There are other private mechanisms such as equivalence of consumer reports for rating doctors or larger organizations that provide lots of healthcare to people and acquire reputations as being organizations that consistently provide high-quality healthcare such as health maintenance organizations.

So overall, the argument for license of physicians, just as the argument for licensing more generally, is not convincing. It is clearly reducing the quantity of healthcare professionals and raising the cost substantially. There’s little evidence that it’s actually improving the quality, so everyone is getting a lousy deal out of the licensing system – except of course for those doctors who do get to be licensed and thereby earn higher salaries and compensation they otherwise would. But that is not the right objective of policy. The objective of policy should be to help consumers, not to help the providers of a particular service.

Finally, another key intervention in the market for healthcare is restrictions on immigration. There are lots and lots of medical professionals who would move to the United States and practice in the United States if they were allowed to do so under the immigration system. Indeed, many of them trained here, partially at the expense of U.S. taxpayers. So our current system is both spending U.S. dollars to train people and then sending them away and not letting them come back and have the advantage. If the H-1B limits – H-1B is part of the U.S. immigration system – were substantially larger, there would be far more doctors, other professionals who could reenter or stay after having received their training here, doctors from other countries.

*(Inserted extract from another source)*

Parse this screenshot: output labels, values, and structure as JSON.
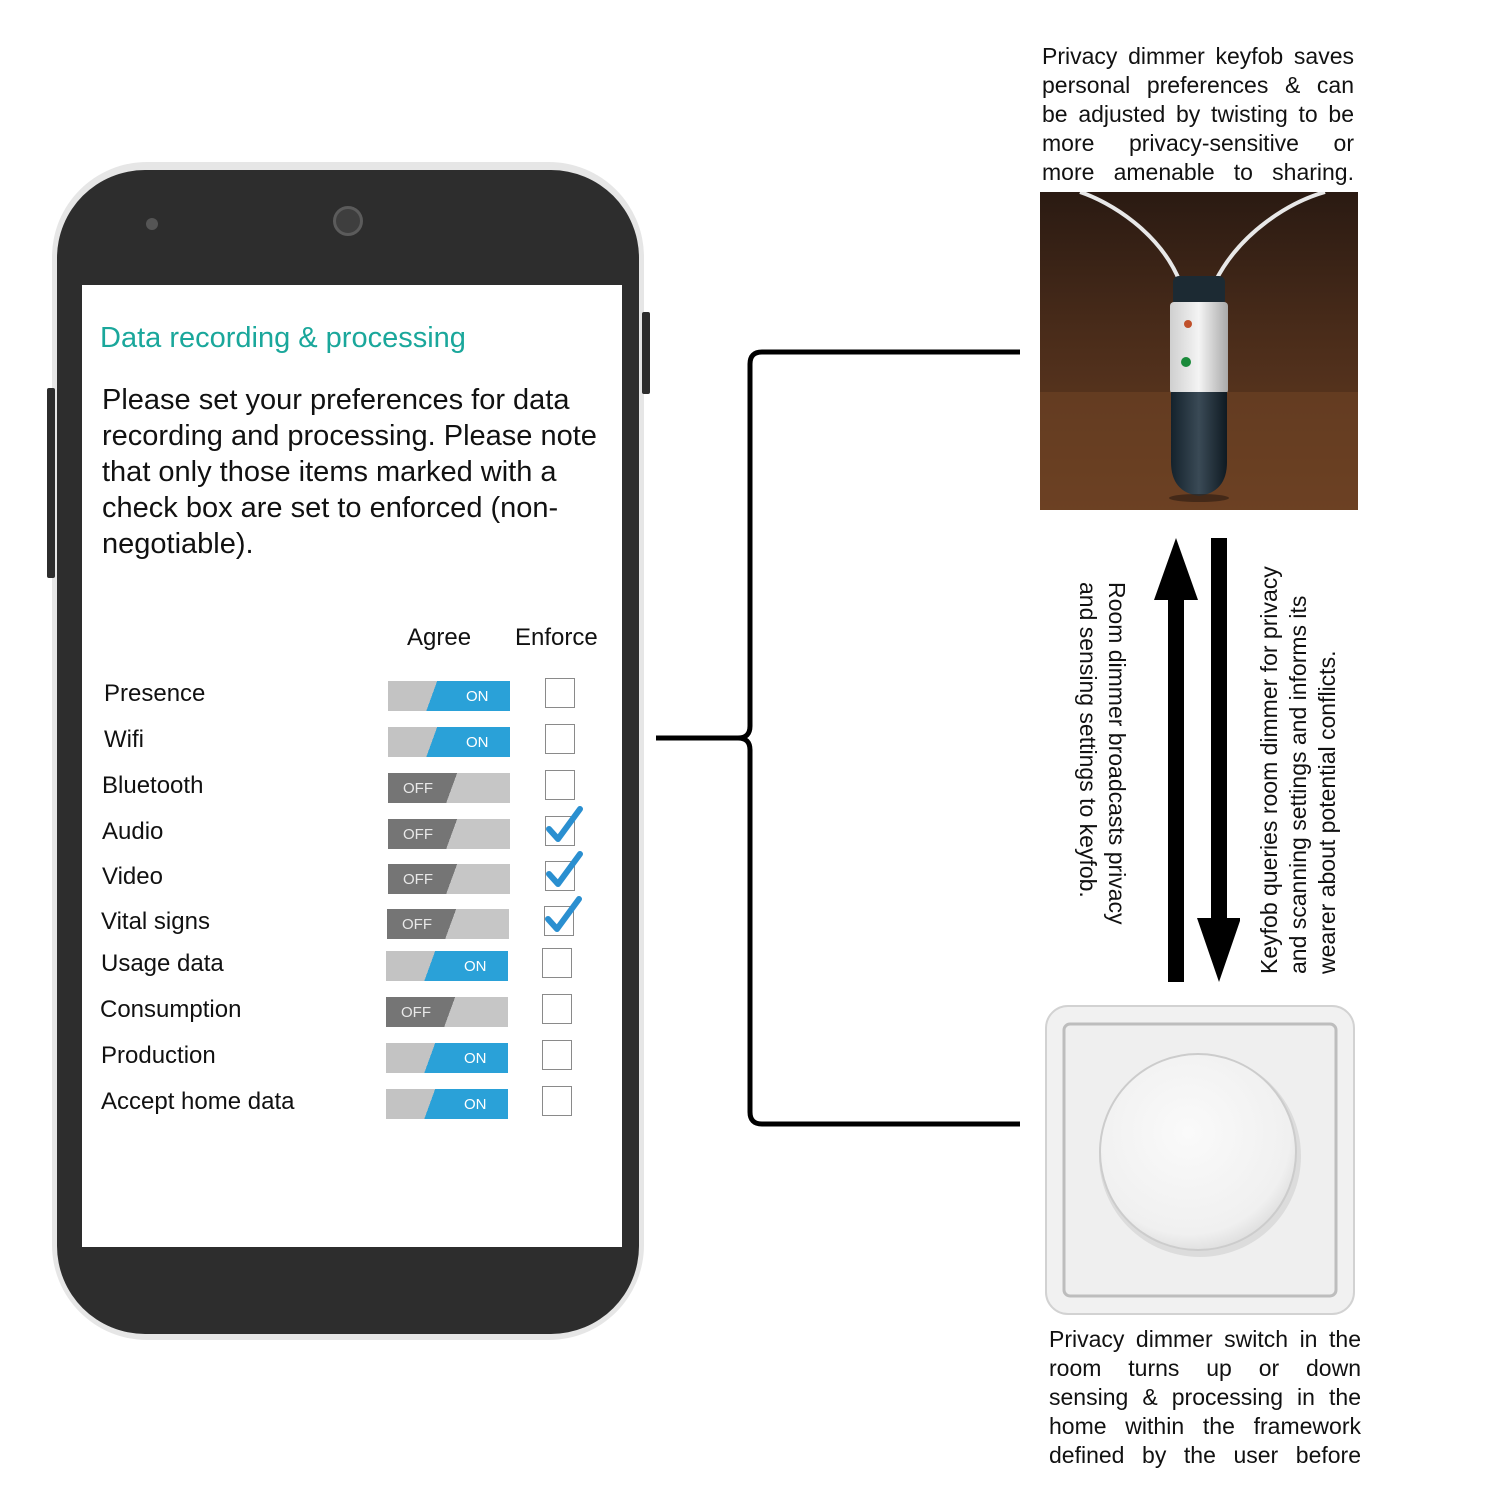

That would increase the quantity, maybe even increase the quality, by having fewer restrictions. That’s a win-win for everyone, of course except the existing doctors, the existing U.S. doctors, who are the ones who don’t like it. But that of course should be ignored in setting policy, policy should be determined based on the welfare of consumers, not the welfare of the people supplying a good in an industry.

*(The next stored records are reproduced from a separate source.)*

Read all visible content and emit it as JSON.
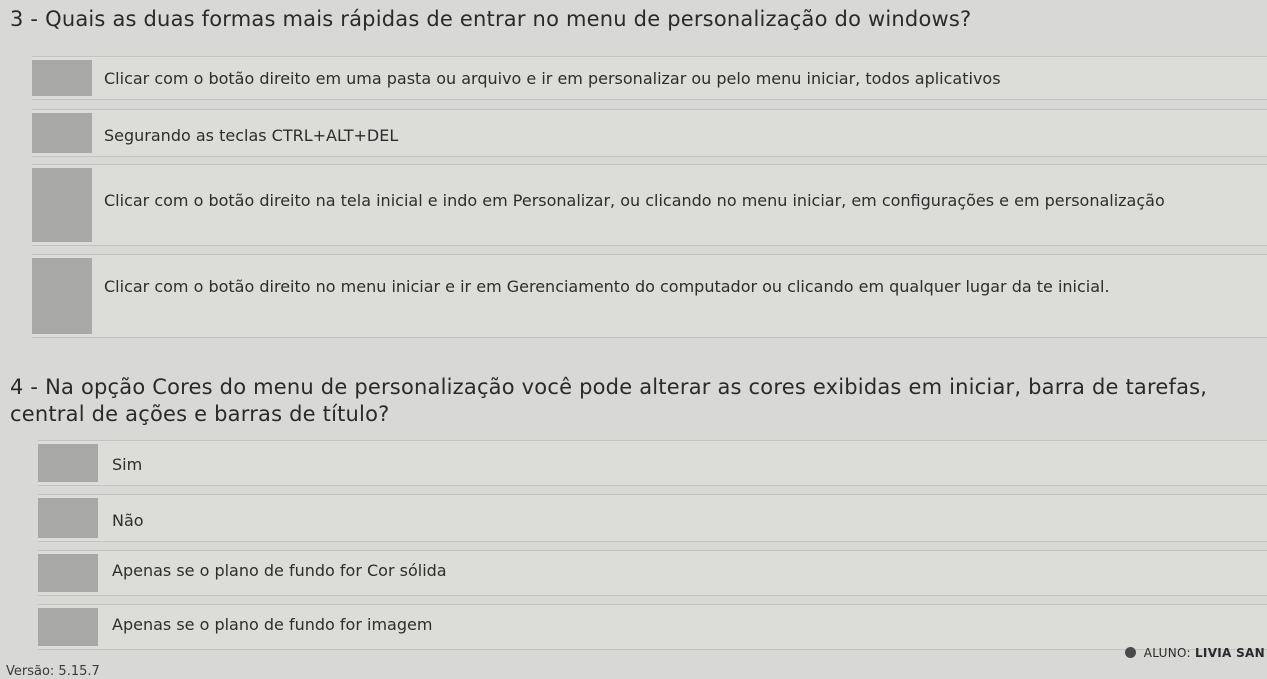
{
  "q3": {
    "title": "3 - Quais as duas formas mais rápidas de entrar no menu de personalização do windows?",
    "options": [
      "Clicar com o botão direito em uma pasta ou arquivo e ir em personalizar ou pelo menu iniciar, todos aplicativos",
      "Segurando as teclas CTRL+ALT+DEL",
      "Clicar com o botão direito na tela inicial e indo em Personalizar, ou clicando no menu iniciar, em configurações e em personalização",
      "Clicar com o botão direito no menu iniciar e ir em Gerenciamento do computador ou clicando em qualquer lugar da te inicial."
    ]
  },
  "q4": {
    "title": "4 - Na opção Cores do menu de personalização você pode alterar as cores exibidas em iniciar, barra de tarefas, central de ações e barras de título?",
    "options": [
      "Sim",
      "Não",
      "Apenas se o plano de fundo for Cor sólida",
      "Apenas se o plano de fundo for imagem"
    ]
  },
  "footer": {
    "version": "Versão: 5.15.7",
    "user_label": "ALUNO:",
    "user_name": "LIVIA SAN",
    "user_icon": "user-icon"
  }
}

To sum up, the existing interventions in healthcare and health insurance in the U.S., libertarians argue should be drastically cut back and probably eliminated. Certainly eliminate Medicare and the Affordable Care Act. Eliminate the tax subsidy for employer-paid premiums. At a minimum, scale back the FDA so its procedures were far less costly and far less time-consuming, and probably eliminate that entirely. Similarly, with licensure, there might be some case for very mild licensing if it were done thoughtfully and carefully, but that’s unlikely to be the case, so probably eliminate that as well. At a minimum, cut it back. And loosening the immigration restrictions is just a no-brainer. Letting people who are talented and trained and want to work in the United States and supply their services work here is good for almost everybody, other than the doctors who have to compete with them.

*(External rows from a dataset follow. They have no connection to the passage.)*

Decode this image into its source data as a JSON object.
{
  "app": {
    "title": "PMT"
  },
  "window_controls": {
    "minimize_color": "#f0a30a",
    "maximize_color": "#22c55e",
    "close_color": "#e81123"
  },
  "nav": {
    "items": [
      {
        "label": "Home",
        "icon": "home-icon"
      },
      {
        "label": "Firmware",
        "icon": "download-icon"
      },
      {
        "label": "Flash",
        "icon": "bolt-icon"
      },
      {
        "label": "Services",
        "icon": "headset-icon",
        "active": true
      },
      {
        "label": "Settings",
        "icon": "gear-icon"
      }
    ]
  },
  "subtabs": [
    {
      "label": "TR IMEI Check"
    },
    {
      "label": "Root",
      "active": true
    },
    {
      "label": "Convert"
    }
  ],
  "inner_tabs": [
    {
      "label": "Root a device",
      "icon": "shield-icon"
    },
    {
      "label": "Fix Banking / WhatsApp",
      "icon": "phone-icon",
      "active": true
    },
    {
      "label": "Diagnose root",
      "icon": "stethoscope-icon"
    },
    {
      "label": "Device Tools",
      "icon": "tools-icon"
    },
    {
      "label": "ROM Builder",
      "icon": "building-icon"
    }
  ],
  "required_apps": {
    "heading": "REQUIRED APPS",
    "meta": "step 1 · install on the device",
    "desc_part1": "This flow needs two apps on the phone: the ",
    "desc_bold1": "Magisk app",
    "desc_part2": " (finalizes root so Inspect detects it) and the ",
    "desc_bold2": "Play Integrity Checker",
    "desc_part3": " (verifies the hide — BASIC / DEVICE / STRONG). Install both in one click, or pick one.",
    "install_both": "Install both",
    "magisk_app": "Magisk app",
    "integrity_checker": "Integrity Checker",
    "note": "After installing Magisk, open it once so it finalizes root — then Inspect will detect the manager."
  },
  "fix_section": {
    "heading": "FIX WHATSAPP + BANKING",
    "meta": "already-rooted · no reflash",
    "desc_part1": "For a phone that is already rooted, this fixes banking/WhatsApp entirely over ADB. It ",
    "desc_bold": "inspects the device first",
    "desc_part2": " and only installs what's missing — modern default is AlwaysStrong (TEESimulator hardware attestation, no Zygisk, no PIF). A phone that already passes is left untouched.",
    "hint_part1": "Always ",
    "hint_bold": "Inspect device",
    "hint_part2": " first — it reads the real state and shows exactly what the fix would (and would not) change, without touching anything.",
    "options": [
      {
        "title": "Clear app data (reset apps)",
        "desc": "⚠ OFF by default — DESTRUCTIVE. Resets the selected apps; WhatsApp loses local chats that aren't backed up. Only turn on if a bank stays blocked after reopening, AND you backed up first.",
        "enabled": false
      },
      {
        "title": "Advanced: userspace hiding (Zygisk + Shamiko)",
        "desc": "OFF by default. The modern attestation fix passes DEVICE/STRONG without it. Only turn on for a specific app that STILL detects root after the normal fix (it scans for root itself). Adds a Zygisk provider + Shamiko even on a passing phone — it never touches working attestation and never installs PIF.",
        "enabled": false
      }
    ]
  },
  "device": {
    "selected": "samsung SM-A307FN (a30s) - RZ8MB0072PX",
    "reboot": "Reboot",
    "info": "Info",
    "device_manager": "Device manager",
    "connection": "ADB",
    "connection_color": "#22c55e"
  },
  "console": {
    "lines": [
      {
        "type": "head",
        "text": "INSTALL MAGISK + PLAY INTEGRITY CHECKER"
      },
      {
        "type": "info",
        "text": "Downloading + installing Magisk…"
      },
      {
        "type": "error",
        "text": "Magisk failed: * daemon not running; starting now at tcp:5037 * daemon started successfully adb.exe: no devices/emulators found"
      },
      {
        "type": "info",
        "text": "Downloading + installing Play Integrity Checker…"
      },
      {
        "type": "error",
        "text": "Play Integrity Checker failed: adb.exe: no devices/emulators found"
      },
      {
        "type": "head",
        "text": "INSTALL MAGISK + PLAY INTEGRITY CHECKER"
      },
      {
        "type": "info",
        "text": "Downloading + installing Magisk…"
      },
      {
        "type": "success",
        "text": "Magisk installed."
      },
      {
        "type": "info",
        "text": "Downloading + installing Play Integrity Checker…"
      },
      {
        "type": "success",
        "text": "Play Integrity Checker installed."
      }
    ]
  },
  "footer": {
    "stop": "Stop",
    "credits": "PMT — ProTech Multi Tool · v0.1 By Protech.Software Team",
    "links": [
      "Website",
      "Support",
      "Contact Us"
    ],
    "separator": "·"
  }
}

All these problems are efficiency problems in part. We’re making the healthcare system less effective. The one thing which is an exception is Medicaid. Medicaid is justified, mainly as redistribution. It is possible that in a really thoughtful system of redistribution, you would partially help people by cash and by welfare payments or something like that, and partially by subsidized healthcare. So Medicaid is a slightly more difficult one to address if you take as given that government should be redistributing. But even that has substantial scope to be cut back and made more efficient by introducing bigger copays and deductible so that people think about how much healthcare they’re getting. Overall, government intervention in healthcare is doing far more harm than good. It wrecks the healthcare system and is incredibly costly to boot.